D - Diet & Diabetes Control:
Advise a heart-healthy diet. Refer to a dietitian.
Optimize glycemic control. Target HbA1c < 7%.
E - Education & Exercise:
Educate on the disease, medication adherence, and when to seek help.
Encourage regular, moderate-intensity exercise. Refer to cardiac rehabilitation programs.
VIII. Complications
Short-Term: Progression to Acute Coronary Syndrome (Unstable Angina or Myocardial Infarction). This is the main danger.
Long-Term:
Heart Failure: Due to recurrent ischemia causing left ventricular dysfunction.
Arrhythmias: Particularly ventricular tachycardia in the setting of severe ischemia.
Stroke: Shared risk factors (atherosclerosis).
IX. Prognosis
Prognosis depends heavily on LV function, severity of CAD, and control of risk factors.
With optimal medical therapy, the annual mortality rate is about 1-2%.
Top 3 Prognostic Factors:
Left ventricular ejection fraction (LVEF).
Extent and severity of coronary disease (e.g., left main or three-vessel disease).
Number and severity of modifiable risk factors.
X. How to Present to Your Senior
(In the outpatient clinic)
"Dr, for your opinion please.
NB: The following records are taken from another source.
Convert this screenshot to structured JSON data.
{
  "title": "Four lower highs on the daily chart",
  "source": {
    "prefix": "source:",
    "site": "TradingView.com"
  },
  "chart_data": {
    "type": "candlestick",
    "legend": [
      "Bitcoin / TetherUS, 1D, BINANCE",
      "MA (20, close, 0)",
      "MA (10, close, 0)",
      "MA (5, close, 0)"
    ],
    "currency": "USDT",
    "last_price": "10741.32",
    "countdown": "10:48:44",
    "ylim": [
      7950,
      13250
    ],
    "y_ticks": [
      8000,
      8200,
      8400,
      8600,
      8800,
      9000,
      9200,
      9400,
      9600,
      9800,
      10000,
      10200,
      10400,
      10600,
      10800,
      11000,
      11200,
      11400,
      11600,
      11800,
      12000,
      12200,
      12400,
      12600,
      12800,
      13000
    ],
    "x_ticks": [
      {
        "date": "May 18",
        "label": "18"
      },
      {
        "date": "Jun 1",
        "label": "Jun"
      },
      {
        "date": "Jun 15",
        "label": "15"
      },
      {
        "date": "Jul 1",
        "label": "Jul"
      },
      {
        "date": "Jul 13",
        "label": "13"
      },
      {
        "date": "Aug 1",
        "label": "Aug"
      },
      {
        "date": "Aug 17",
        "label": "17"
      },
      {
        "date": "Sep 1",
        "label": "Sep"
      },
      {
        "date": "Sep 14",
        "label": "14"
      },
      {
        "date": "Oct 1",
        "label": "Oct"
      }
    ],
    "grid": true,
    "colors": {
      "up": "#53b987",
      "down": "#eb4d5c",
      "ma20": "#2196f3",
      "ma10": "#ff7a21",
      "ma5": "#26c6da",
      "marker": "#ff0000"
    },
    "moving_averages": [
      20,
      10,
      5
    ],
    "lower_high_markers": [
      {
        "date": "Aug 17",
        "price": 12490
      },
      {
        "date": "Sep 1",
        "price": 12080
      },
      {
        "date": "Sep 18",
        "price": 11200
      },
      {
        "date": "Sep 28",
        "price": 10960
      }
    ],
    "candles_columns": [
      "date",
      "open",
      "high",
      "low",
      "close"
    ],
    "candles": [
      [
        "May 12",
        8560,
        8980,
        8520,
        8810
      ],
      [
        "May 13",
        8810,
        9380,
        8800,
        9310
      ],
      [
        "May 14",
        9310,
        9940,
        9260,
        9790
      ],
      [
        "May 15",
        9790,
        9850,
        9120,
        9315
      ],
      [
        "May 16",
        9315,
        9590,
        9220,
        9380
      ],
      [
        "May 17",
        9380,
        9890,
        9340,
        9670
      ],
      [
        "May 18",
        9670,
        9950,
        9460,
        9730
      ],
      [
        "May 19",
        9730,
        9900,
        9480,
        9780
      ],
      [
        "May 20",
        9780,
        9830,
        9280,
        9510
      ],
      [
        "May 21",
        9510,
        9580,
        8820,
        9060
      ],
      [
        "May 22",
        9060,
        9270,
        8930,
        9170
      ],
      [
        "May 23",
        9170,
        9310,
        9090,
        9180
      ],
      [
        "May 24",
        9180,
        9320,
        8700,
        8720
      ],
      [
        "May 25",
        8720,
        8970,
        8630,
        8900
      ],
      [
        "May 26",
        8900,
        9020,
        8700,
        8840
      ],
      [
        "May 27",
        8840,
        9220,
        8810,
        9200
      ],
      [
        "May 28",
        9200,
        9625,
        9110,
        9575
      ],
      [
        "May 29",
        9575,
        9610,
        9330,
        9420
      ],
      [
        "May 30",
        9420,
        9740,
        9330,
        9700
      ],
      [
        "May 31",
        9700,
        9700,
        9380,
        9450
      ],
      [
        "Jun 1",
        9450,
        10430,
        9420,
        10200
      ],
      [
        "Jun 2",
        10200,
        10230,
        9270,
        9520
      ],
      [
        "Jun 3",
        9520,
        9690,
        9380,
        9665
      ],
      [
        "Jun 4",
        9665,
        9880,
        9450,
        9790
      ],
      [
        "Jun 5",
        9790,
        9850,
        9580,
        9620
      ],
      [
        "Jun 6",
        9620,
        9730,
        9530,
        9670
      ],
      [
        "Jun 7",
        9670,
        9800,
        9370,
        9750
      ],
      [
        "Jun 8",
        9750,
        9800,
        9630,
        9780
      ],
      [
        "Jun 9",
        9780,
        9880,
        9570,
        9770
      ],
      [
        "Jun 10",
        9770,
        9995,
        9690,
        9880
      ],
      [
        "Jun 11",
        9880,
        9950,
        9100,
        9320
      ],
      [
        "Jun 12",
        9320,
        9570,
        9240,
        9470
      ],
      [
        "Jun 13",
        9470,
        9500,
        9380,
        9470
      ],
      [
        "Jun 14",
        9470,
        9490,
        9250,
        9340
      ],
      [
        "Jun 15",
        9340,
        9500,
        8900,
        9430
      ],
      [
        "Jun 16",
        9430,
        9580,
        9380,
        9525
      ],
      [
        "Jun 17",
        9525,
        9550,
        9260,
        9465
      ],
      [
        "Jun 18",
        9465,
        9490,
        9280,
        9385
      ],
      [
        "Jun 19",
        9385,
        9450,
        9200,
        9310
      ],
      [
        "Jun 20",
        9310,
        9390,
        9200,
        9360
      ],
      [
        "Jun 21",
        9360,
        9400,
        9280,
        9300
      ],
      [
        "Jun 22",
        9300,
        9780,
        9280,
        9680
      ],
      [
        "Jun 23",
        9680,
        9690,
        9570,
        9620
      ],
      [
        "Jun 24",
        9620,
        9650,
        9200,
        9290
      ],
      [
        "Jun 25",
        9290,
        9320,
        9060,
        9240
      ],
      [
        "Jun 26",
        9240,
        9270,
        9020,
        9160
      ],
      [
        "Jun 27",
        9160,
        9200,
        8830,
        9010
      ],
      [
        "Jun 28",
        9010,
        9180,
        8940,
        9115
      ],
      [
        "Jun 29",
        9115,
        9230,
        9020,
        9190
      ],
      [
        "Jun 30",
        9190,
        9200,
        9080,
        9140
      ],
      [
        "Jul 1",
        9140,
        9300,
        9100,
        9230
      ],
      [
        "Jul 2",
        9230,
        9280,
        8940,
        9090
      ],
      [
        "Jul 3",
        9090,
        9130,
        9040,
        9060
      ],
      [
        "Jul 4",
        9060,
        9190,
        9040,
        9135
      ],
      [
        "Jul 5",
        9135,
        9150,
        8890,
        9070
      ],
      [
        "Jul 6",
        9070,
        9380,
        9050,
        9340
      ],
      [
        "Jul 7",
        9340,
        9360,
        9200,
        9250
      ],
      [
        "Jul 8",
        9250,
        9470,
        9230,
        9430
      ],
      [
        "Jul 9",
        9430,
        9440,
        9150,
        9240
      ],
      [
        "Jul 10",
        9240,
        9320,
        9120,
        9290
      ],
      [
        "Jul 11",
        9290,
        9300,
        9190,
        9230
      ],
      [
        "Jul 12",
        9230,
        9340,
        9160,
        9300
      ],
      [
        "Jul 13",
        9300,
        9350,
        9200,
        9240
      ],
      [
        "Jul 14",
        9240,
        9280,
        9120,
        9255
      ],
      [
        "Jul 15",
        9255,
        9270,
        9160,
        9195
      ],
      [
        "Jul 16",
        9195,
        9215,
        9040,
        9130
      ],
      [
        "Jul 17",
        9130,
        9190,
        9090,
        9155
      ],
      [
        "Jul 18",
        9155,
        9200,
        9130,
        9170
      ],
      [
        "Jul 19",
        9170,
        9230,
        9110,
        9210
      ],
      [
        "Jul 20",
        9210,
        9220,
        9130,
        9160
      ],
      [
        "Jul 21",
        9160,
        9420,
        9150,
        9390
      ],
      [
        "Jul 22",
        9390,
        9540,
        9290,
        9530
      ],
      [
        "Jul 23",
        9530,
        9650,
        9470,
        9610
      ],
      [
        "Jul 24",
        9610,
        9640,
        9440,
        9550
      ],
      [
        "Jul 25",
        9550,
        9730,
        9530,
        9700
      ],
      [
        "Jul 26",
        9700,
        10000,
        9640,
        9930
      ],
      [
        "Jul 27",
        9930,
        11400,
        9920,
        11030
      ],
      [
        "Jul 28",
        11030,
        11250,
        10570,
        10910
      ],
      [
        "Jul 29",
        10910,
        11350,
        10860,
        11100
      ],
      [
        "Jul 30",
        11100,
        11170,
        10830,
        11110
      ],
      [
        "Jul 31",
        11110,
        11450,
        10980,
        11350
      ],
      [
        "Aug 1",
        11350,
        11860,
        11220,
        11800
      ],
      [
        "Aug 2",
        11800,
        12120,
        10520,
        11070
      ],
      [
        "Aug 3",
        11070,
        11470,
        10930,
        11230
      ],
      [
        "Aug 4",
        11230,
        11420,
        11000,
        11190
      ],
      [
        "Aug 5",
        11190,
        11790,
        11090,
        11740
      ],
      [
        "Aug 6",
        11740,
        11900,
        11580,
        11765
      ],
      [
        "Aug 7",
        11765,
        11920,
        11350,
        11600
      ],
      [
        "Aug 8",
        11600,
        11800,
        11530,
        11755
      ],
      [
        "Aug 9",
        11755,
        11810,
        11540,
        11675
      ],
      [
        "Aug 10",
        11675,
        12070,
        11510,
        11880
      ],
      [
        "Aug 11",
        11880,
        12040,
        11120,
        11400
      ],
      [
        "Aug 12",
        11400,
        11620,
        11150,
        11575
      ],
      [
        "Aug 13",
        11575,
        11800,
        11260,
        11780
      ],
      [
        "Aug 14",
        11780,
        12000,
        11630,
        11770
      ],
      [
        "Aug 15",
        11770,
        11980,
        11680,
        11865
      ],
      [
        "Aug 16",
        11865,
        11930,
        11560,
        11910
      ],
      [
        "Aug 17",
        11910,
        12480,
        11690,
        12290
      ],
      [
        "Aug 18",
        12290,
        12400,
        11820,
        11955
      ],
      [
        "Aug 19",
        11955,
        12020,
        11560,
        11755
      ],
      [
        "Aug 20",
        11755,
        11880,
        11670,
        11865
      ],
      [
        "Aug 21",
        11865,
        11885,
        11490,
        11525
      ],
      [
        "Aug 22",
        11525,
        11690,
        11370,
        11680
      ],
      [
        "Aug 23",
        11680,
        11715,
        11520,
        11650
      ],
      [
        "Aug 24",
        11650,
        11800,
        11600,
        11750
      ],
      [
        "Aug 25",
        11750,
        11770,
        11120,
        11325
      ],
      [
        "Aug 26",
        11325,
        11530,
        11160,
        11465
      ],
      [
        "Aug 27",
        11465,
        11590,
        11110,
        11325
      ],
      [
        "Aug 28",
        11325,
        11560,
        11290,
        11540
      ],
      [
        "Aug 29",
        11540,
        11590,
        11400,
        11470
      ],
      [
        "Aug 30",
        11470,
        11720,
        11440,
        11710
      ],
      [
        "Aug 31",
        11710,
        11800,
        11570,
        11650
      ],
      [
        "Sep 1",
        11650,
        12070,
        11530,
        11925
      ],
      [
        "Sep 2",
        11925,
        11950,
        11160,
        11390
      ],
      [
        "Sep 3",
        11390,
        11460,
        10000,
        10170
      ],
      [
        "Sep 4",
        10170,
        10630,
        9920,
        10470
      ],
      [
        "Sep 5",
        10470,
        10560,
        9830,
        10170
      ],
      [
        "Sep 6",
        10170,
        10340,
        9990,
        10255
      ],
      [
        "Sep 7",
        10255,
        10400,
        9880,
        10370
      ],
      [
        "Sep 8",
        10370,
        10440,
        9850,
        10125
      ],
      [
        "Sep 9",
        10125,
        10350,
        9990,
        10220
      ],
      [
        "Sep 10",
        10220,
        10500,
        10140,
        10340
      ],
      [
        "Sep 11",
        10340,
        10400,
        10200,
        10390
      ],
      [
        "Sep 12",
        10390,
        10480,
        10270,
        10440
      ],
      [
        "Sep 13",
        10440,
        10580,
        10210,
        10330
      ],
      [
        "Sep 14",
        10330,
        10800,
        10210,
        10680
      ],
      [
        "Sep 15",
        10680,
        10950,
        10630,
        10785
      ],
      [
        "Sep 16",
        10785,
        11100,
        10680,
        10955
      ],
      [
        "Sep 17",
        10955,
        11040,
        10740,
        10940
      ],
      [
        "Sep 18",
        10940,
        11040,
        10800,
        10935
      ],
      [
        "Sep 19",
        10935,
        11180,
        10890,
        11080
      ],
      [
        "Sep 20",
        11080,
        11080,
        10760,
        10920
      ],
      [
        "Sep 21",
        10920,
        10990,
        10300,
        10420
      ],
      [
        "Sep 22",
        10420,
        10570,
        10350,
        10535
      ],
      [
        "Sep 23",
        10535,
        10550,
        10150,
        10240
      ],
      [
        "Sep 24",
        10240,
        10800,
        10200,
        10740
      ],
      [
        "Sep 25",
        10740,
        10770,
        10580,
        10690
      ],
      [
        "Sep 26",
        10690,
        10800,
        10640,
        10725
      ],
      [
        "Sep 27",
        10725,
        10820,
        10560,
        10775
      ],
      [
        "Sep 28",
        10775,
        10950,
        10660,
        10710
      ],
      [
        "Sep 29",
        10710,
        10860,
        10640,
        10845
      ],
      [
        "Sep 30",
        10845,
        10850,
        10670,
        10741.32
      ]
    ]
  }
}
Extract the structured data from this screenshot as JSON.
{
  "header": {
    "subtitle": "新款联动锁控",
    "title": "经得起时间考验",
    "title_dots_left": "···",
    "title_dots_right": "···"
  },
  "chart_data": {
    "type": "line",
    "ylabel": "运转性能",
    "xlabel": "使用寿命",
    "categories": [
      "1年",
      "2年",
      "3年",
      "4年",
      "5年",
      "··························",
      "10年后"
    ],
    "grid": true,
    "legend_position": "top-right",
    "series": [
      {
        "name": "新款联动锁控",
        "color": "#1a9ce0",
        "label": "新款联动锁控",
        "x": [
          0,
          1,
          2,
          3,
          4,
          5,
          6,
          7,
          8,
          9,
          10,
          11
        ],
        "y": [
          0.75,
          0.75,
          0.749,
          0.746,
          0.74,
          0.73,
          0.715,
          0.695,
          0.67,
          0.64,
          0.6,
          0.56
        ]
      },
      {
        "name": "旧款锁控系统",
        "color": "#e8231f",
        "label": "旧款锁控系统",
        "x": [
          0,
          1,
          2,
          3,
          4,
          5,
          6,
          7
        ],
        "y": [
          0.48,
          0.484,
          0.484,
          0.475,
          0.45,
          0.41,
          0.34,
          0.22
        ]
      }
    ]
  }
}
This is Mr. Ahmad, a 58-year-old man with a background of T2DM and hypertension, who presents with a 3-month history of retrosternal chest tightness. It comes on when he walks to the mosque, about 200 meters, and is relieved by rest within 5 minutes. His symptoms are consistent with CCS Class II angina. His ECG is normal and his vitals are stable. My main differential is stable angina. I plan to start him on aspirin, a statin, and a beta-blocker, and refer him for an Exercise Stress Test. I would like your input on the plan."
XI. Summary & Further Reading
Top 3 Takeaways:
Stable angina is predictable, exertional chest pain relieved by rest. Know the red flags for instability.
Management is two-pronged: symptomatic relief (GTN, anti-anginals) and prognostic improvement (Aspirin, Statins, ACEi, risk factor control).
The history is the most powerful diagnostic tool you have.
Key Resources:
Malaysian CPG: Management of Stable Coronary Artery Disease (2nd Edition, 2020)
NEJM Review: Chronic Stable Angina (2007) - A good foundational review.
Now go and clerk your patients properly. Don't miss anything.